If an aqueous solution of Na2CO3, mole fraction of Na2CO3 is 0.2, then molality of the solution is (given: molar mass of Na2CO3 is 106)

Answer 1

,,,,,,,,,,,,,,,,,,,,,,,,,,,,,,,,,,,,,,,,,,,,,,,,,,,,,,,,,,,,,,,,,,,,,,,,,,,,,,,,,,,,,,,,
molaliti=1.3888

Answer 2

Answer:

The molality of the solution is 13.88 m.

Explanation:

Mole fraction of sodium carbonate in solution = $\chi_1=0.2$

Mole fraction of water in solution = $\chi_2=?$

We know that sum of mole fraction is is equal to 1.

$\chi_1+\chi_2=1$

$\chi_2=1-\chi_1=1-0.2=0.8$

This means that 0.2 moles of sodium carbonate is present in 1 mol of solution.

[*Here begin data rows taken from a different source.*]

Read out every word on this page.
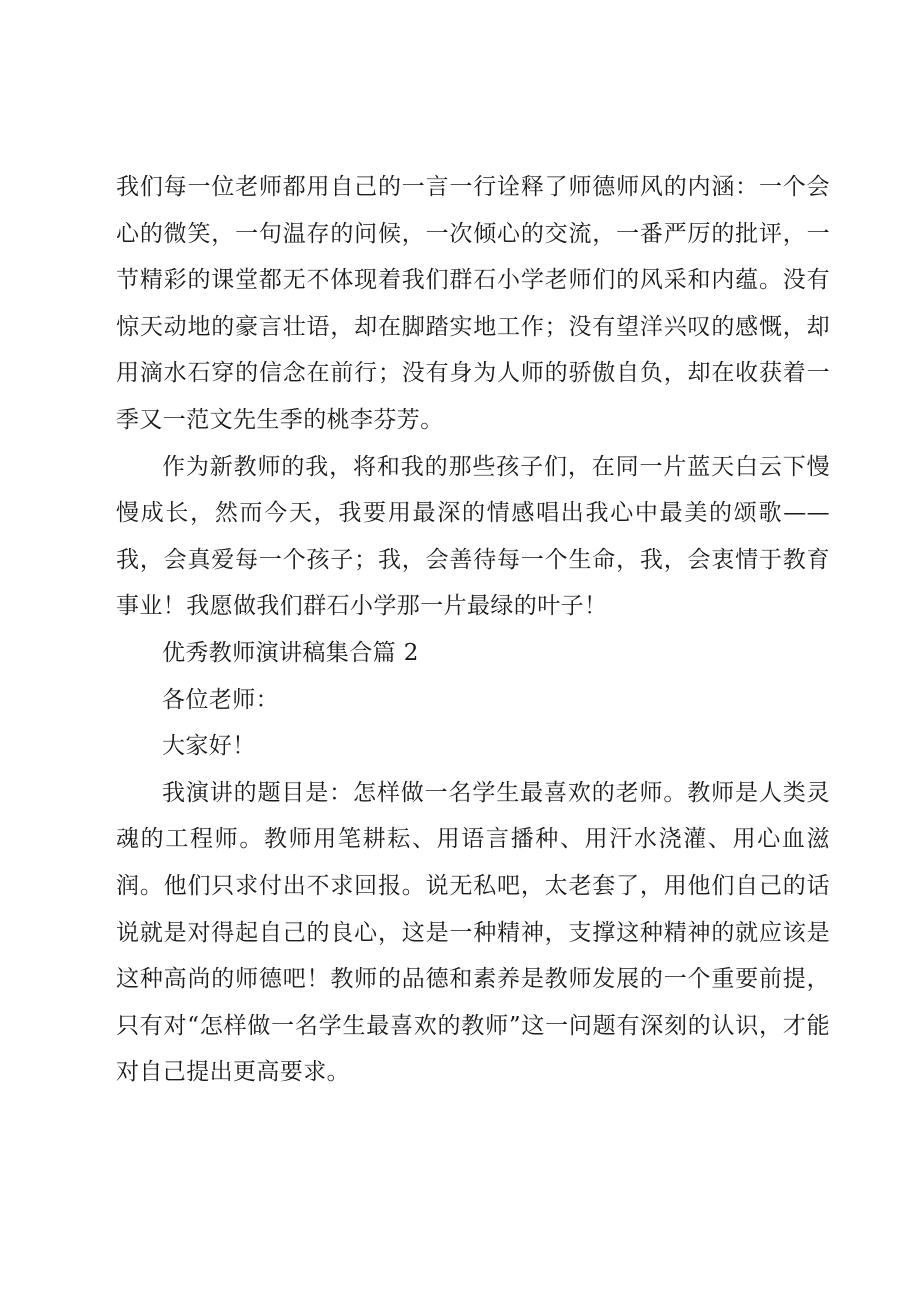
我们每一位老师都用自己的一言一行诠释了师德师风的内涵：一个会心的微笑，一句温存的问候，一次倾心的交流，一番严厉的批评，一节精彩的课堂都无不体现着我们群石小学老师们的风采和内蕴。没有惊天动地的豪言壮语，却在脚踏实地工作；没有望洋兴叹的感慨，却用滴水石穿的信念在前行；没有身为人师的骄傲自负，却在收获着一季又一范文先生季的桃李芬芳。

作为新教师的我，将和我的那些孩子们，在同一片蓝天白云下慢慢成长，然而今天，我要用最深的情感唱出我心中最美的颂歌——我，会真爱每一个孩子；我，会善待每一个生命，我，会衷情于教育事业！我愿做我们群石小学那一片最绿的叶子！

优秀教师演讲稿集合篇 2

各位老师：

大家好！

我演讲的题目是：怎样做一名学生最喜欢的老师。教师是人类灵魂的工程师。教师用笔耕耘、用语言播种、用汗水浇灌、用心血滋润。他们只求付出不求回报。说无私吧，太老套了，用他们自己的话说就是对得起自己的良心，这是一种精神，支撑这种精神的就应该是这种高尚的师德吧！教师的品德和素养是教师发展的一个重要前提，只有对“怎样做一名学生最喜欢的教师”这一问题有深刻的认识，才能对自己提出更高要求。
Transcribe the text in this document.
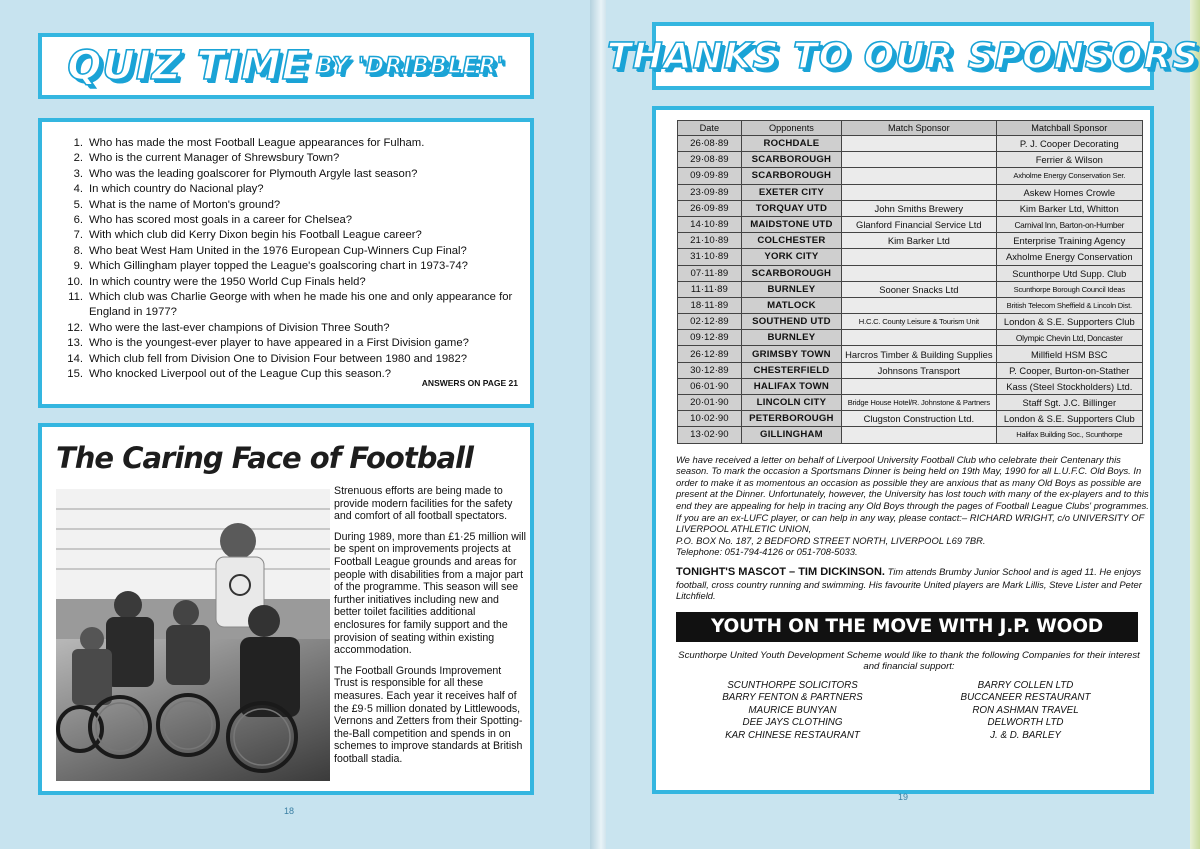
QUIZ TIME BY 'DRIBBLER'
1. Who has made the most Football League appearances for Fulham.
2. Who is the current Manager of Shrewsbury Town?
3. Who was the leading goalscorer for Plymouth Argyle last season?
4. In which country do Nacional play?
5. What is the name of Morton's ground?
6. Who has scored most goals in a career for Chelsea?
7. With which club did Kerry Dixon begin his Football League career?
8. Who beat West Ham United in the 1976 European Cup-Winners Cup Final?
9. Which Gillingham player topped the League's goalscoring chart in 1973-74?
10. In which country were the 1950 World Cup Finals held?
11. Which club was Charlie George with when he made his one and only appearance for England in 1977?
12. Who were the last-ever champions of Division Three South?
13. Who is the youngest-ever player to have appeared in a First Division game?
14. Which club fell from Division One to Division Four between 1980 and 1982?
15. Who knocked Liverpool out of the League Cup this season.?
ANSWERS ON PAGE 21
The Caring Face of Football

Strenuous efforts are being made to provide modern facilities for the safety and comfort of all football spectators.

During 1989, more than £1·25 million will be spent on improvements projects at Football League grounds and areas for people with disabilities from a major part of the programme. This season will see further initiatives including new and better toilet facilities additional enclosures for family support and the provision of seating within existing accommodation.

The Football Grounds Improvement Trust is responsible for all these measures. Each year it receives half of the £9·5 million donated by Littlewoods, Vernons and Zetters from their Spotting-the-Ball competition and spends in on schemes to improve standards at British football stadia.

18
THANKS TO OUR SPONSORS
Date	Opponents	Match Sponsor	Matchball Sponsor
26·08·89	ROCHDALE		P. J. Cooper Decorating
29·08·89	SCARBOROUGH		Ferrier & Wilson
09·09·89	SCARBOROUGH		Axholme Energy Conservation Ser.
23·09·89	EXETER CITY		Askew Homes Crowle
26·09·89	TORQUAY UTD	John Smiths Brewery	Kim Barker Ltd, Whitton
14·10·89	MAIDSTONE UTD	Glanford Financial Service Ltd	Carnival Inn, Barton-on-Humber
21·10·89	COLCHESTER	Kim Barker Ltd	Enterprise Training Agency
31·10·89	YORK CITY		Axholme Energy Conservation
07·11·89	SCARBOROUGH		Scunthorpe Utd Supp. Club
11·11·89	BURNLEY	Sooner Snacks Ltd	Scunthorpe Borough Council Ideas
18·11·89	MATLOCK		British Telecom Sheffield & Lincoln Dist.
02·12·89	SOUTHEND UTD	H.C.C. County Leisure & Tourism Unit	London & S.E. Supporters Club
09·12·89	BURNLEY		Olympic Chevin Ltd, Doncaster
26·12·89	GRIMSBY TOWN	Harcros Timber & Building Supplies	Millfield HSM BSC
30·12·89	CHESTERFIELD	Johnsons Transport	P. Cooper, Burton-on-Stather
06·01·90	HALIFAX TOWN		Kass (Steel Stockholders) Ltd.
20·01·90	LINCOLN CITY	Bridge House Hotel/R. Johnstone & Partners	Staff Sgt. J.C. Billinger
10·02·90	PETERBOROUGH	Clugston Construction Ltd.	London & S.E. Supporters Club
13·02·90	GILLINGHAM		Halifax Building Soc., Scunthorpe

We have received a letter on behalf of Liverpool University Football Club who celebrate their Centenary this season. To mark the occasion a Sportsmans Dinner is being held on 19th May, 1990 for all L.U.F.C. Old Boys. In order to make it as momentous an occasion as possible they are anxious that as many Old Boys as possible are present at the Dinner. Unfortunately, however, the University has lost touch with many of the ex-players and to this end they are appealing for help in tracing any Old Boys through the pages of Football League Clubs' programmes. If you are an ex-LUFC player, or can help in any way, please contact:– RICHARD WRIGHT, c/o UNIVERSITY OF LIVERPOOL ATHLETIC UNION,

P.O. BOX No. 187, 2 BEDFORD STREET NORTH, LIVERPOOL L69 7BR.

Telephone: 051-794-4126 or 051-708-5033.

TONIGHT'S MASCOT – TIM DICKINSON. Tim attends Brumby Junior School and is aged 11. He enjoys football, cross country running and swimming. His favourite United players are Mark Lillis, Steve Lister and Peter Litchfield.
YOUTH ON THE MOVE WITH J.P. WOOD
Scunthorpe United Youth Development Scheme would like to thank the following Companies for their interest and financial support:
SCUNTHORPE SOLICITORS
BARRY FENTON & PARTNERS
MAURICE BUNYAN
DEE JAYS CLOTHING
KAR CHINESE RESTAURANT
BARRY COLLEN LTD
BUCCANEER RESTAURANT
RON ASHMAN TRAVEL
DELWORTH LTD
J. & D. BARLEY
19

$Molality=\frac{\text{Moles of compound}}{\text{Mass of solvent in kg}}$

Mass of 0.8 moles of water =$0.8 mol\times 18 g/mol=14.4 g=0.0144 kg$

$Molality=\frac{0.2 mol}{0.0144 kg}=15.625 mol/kg=13.88 m$

The molality of the solution is 13.88m.